Load Required Packages
library(readxl)
library(ggplot2)
Import Dataset
DatasetA2 <- read_excel("/Users/karim/Desktop/DatasetA2.xlsx")
head(DatasetA2)
## # A tibble: 6 × 2
## StudentID FavoriteDrink
## <dbl> <chr>
## 1 1 Soda
## 2 2 Soda
## 3 3 Soda
## 4 4 Coffee
## 5 5 Soda
## 6 6 Coffee
Create Frequency Table
chi_table <- table(DatasetA2$FavoriteDrink)
chi_table
##
## Coffee Soda Tea Water
## 26 29 28 17
Create Bar Chart
ggplot(DatasetA2, aes(x = FavoriteDrink, fill = FavoriteDrink)) +
geom_bar() +
labs(
x = "Favorite Drink",
y = "Frequency",
title = "Distribution of Beverage Preferences"
) +
theme(
text = element_text(size = 14),
axis.title = element_text(size = 14),
axis.text = element_text(size = 14),
plot.title = element_text(size = 14),
legend.position = "none"
)
Chi-Square Goodness-of-Fit Test
observed <- as.numeric(chi_table)
# Expected proportions (equal distribution across 4 categories)
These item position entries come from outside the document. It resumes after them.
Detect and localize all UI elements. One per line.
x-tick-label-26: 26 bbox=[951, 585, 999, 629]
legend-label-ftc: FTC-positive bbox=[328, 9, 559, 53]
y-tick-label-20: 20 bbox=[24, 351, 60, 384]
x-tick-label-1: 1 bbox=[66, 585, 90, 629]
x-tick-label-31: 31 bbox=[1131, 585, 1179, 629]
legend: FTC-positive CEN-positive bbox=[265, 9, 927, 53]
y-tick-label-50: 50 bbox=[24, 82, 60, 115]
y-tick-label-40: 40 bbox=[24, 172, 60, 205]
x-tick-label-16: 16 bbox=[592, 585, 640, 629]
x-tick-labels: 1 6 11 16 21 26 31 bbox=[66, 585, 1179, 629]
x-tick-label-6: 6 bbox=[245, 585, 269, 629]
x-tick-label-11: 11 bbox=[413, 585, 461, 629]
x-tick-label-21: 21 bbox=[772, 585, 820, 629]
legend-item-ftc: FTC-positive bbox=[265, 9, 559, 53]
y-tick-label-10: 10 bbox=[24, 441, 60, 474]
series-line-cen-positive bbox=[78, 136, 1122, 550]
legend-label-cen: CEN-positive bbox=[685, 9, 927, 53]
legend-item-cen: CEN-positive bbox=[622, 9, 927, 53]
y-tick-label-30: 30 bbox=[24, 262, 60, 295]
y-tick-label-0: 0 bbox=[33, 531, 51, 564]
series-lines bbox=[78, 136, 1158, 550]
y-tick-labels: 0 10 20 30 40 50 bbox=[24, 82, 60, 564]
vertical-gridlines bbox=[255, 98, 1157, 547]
expected <- c(0.25, 0.25, 0.25, 0.25)
chi_result <- chisq.test(x = observed, p = expected)
chi_result
##
## Chi-squared test for given probabilities
##
## data: observed
## X-squared = 3.6, df = 3, p-value = 0.308
Effect Size (Cohen’s W)
sqrt(chi_result$statistic / sum(chi_table))
## X-squared
## 0.1897367
Interpretation A chi-square goodness of fit test showed that there were no significant differences between the observed and expected frequencies, χ²(3) = 3.60, p = .308. therefore, we fail to reject the null hypothesis. This shows that there is no statistically significant difference in the beverage preferences of students, and the distribution of preferences is roughly equal for tea, coffee, soda, and water. The effect size was small (Cohen’s W = .19).